Go Mortgage, Pacific Residential Mortgage complete merger

Two lenders concentrated on opposite coasts have joined forces.

Pacific Residential Mortgage completed its merger with Go Mortgage, the companies announced Tuesday. The move, first announced last spring, joins lenders of similar sizes and which combined have over 100 sponsored mortgage loan originators and 31 branches, according to public records.

"Our combined resources and new high-tech solutions — such as automated underwriting, pre-approvals, and disclosures — will drive efficiencies, enhance the customer experience, and support the next phase of our growth," said Michael Isaacs, CEO of Go Mortgage. 

The Columbus, Ohio-based Go is the surviving entity in the transaction. The companies didn't disclose information about its branch count or workforce, and suggested in the press release the merger will create cost efficiencies and higher lending volumes. 

The lenders didn't return immediate requests for comment Tuesday. 

Pacific Residential co-founder and president Melissa Stashin will be president of the united companies and co-founder and executive vice president Eric Wiley will be Go's Chief Growth Officer. Last year's merger announcement said Pacific Residential co-founder and CEO Matt Stashin would join Go's board of directors. 
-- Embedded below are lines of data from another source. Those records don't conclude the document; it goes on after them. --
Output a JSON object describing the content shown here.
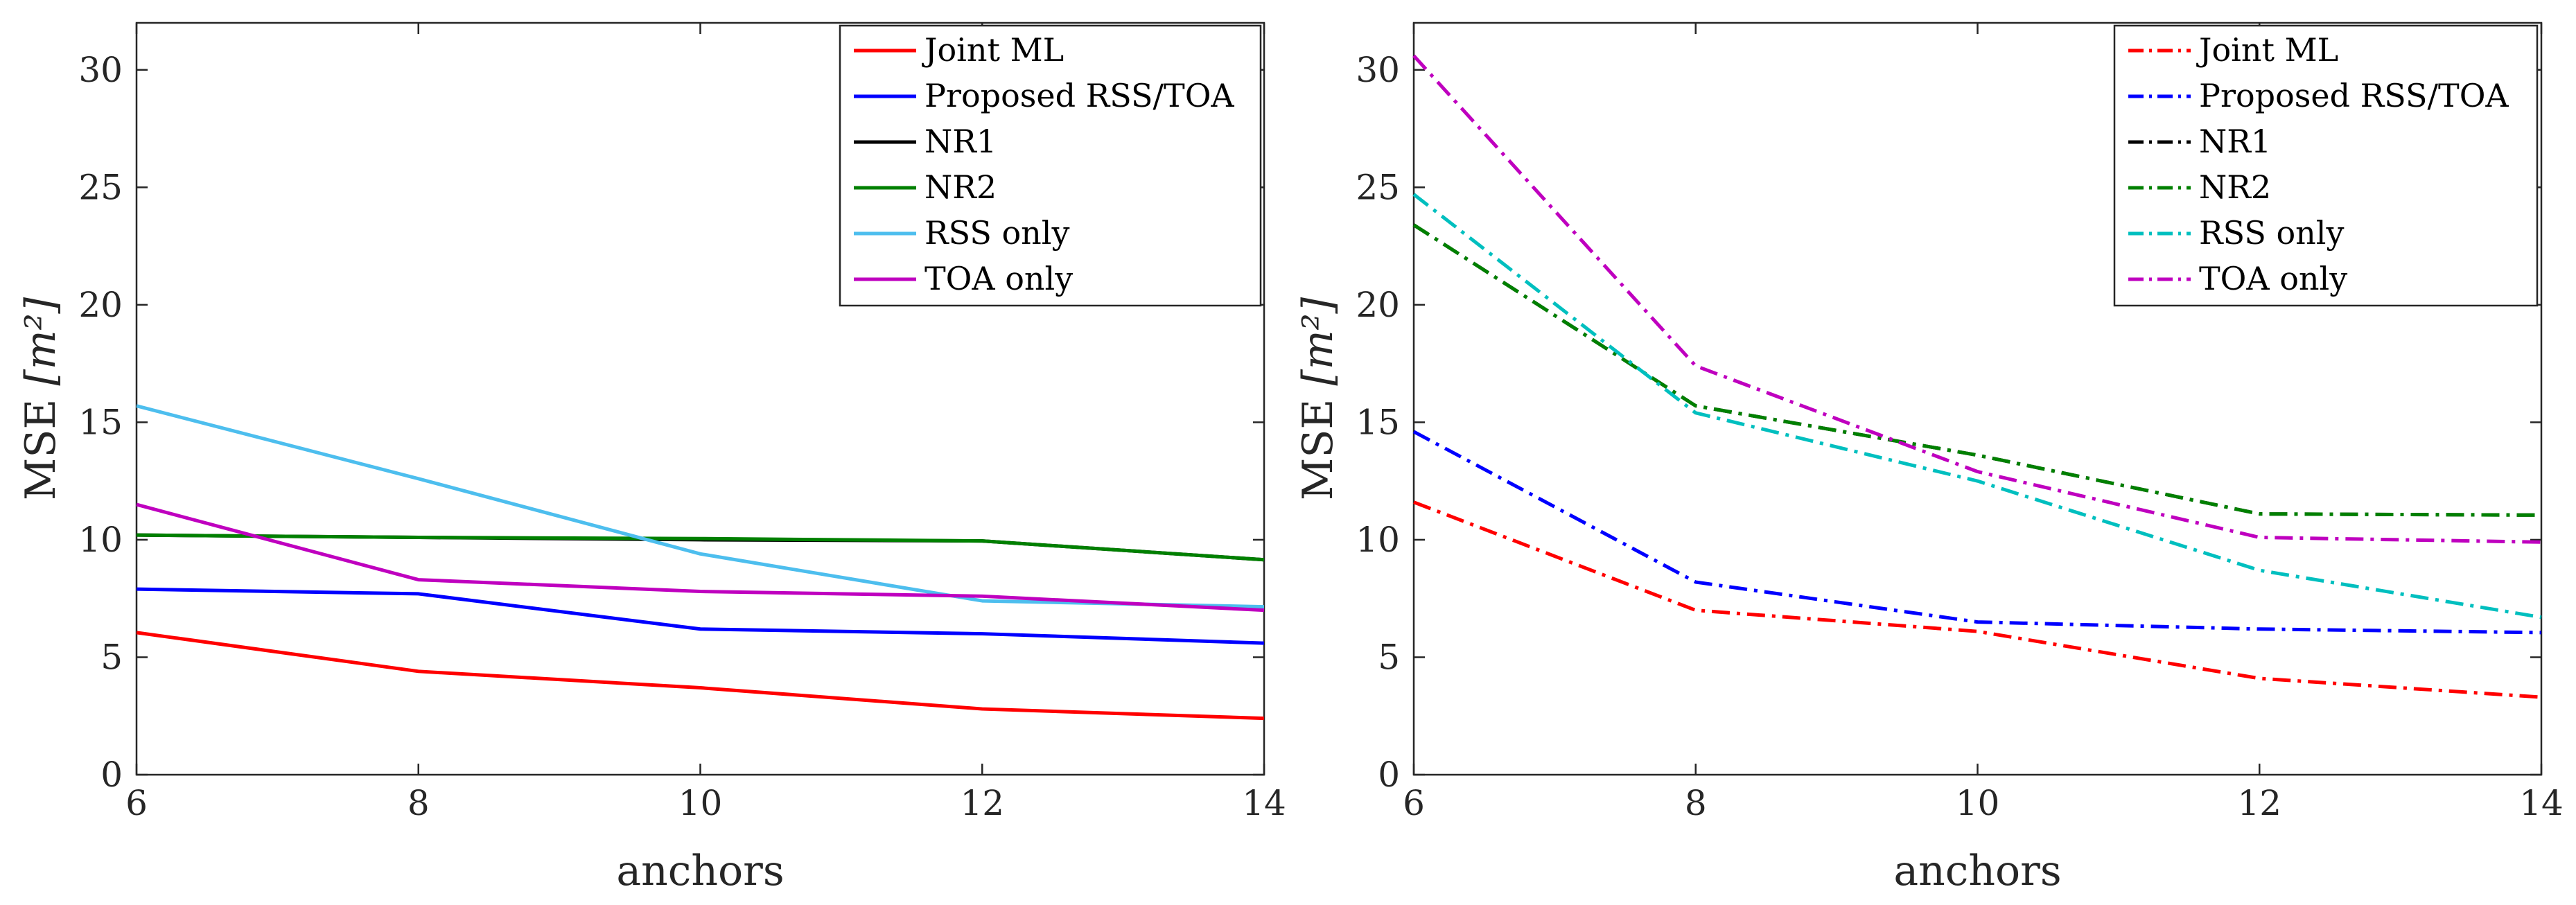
{
  "chart_data": [
    {
      "type": "line",
      "title": "",
      "xlabel": "anchors",
      "ylabel_main": "MSE",
      "ylabel_unit": "[m²]",
      "xlim": [
        6,
        14
      ],
      "ylim": [
        0,
        32
      ],
      "xticks": [
        6,
        8,
        10,
        12,
        14
      ],
      "yticks": [
        0,
        5,
        10,
        15,
        20,
        25,
        30
      ],
      "grid": false,
      "legend_position": "top-right",
      "line_style": "solid",
      "x": [
        6,
        8,
        10,
        12,
        14
      ],
      "series": [
        {
          "name": "Joint ML",
          "color": "#ff0000",
          "values": [
            6.05,
            4.4,
            3.7,
            2.8,
            2.4
          ]
        },
        {
          "name": "Proposed RSS/TOA",
          "color": "#0000ff",
          "values": [
            7.9,
            7.7,
            6.2,
            6.0,
            5.6
          ]
        },
        {
          "name": "NR1",
          "color": "#000000",
          "values": [
            10.2,
            10.1,
            10.0,
            9.95,
            9.15
          ]
        },
        {
          "name": "NR2",
          "color": "#008000",
          "values": [
            10.2,
            10.1,
            10.05,
            9.95,
            9.15
          ]
        },
        {
          "name": "RSS only",
          "color": "#4dbeee",
          "values": [
            15.7,
            12.6,
            9.4,
            7.4,
            7.15
          ]
        },
        {
          "name": "TOA only",
          "color": "#bf00bf",
          "values": [
            11.5,
            8.3,
            7.8,
            7.6,
            7.0
          ]
        }
      ]
    },
    {
      "type": "line",
      "title": "",
      "xlabel": "anchors",
      "ylabel_main": "MSE",
      "ylabel_unit": "[m²]",
      "xlim": [
        6,
        14
      ],
      "ylim": [
        0,
        32
      ],
      "xticks": [
        6,
        8,
        10,
        12,
        14
      ],
      "yticks": [
        0,
        5,
        10,
        15,
        20,
        25,
        30
      ],
      "grid": false,
      "legend_position": "top-right",
      "line_style": "dash-dot",
      "x": [
        6,
        8,
        10,
        12,
        14
      ],
      "series": [
        {
          "name": "Joint ML",
          "color": "#ff0000",
          "values": [
            11.6,
            7.0,
            6.1,
            4.1,
            3.3
          ]
        },
        {
          "name": "Proposed RSS/TOA",
          "color": "#0000ff",
          "values": [
            14.6,
            8.2,
            6.5,
            6.2,
            6.05
          ]
        },
        {
          "name": "NR1",
          "color": "#000000",
          "values": [
            23.4,
            15.7,
            13.6,
            11.1,
            11.05
          ]
        },
        {
          "name": "NR2",
          "color": "#008000",
          "values": [
            23.4,
            15.7,
            13.6,
            11.1,
            11.05
          ]
        },
        {
          "name": "RSS only",
          "color": "#00bfbf",
          "values": [
            24.7,
            15.4,
            12.5,
            8.7,
            6.7
          ]
        },
        {
          "name": "TOA only",
          "color": "#bf00bf",
          "values": [
            30.6,
            17.4,
            12.9,
            10.1,
            9.9
          ]
        }
      ]
    }
  ]
}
The Portland, Oregon-based lender has 30 sponsored mortgage loan originators and 10 branches across Arizona, California, Nevada, Oregon and Texas, according to the Nationwide Multistate Licensing System. 

The larger Go is licensed in 45 states and Washington D.C., and has 92 originators across 21 eastern branches. It offers a traditional suite of loan products, and originated $619 million in mortgage volume in 2023, according to Home Mortgage Disclosure Act Data, compared to Pacific Residential's $615 million that year.

The deal is the first publicly announced merger between lenders this year. Digital lender Lower last week announced the first industry acquisition of 2025, purchasing origination software firm Neat Labs.

The pace of mergers and acquisitions has cooled in recent months and last year was expected to see more transactions than the 13 completed in 2020. While retail operations were sought after during the market's downturn, interest in dealmaking remains, particularly from private equity, according to Stratmor.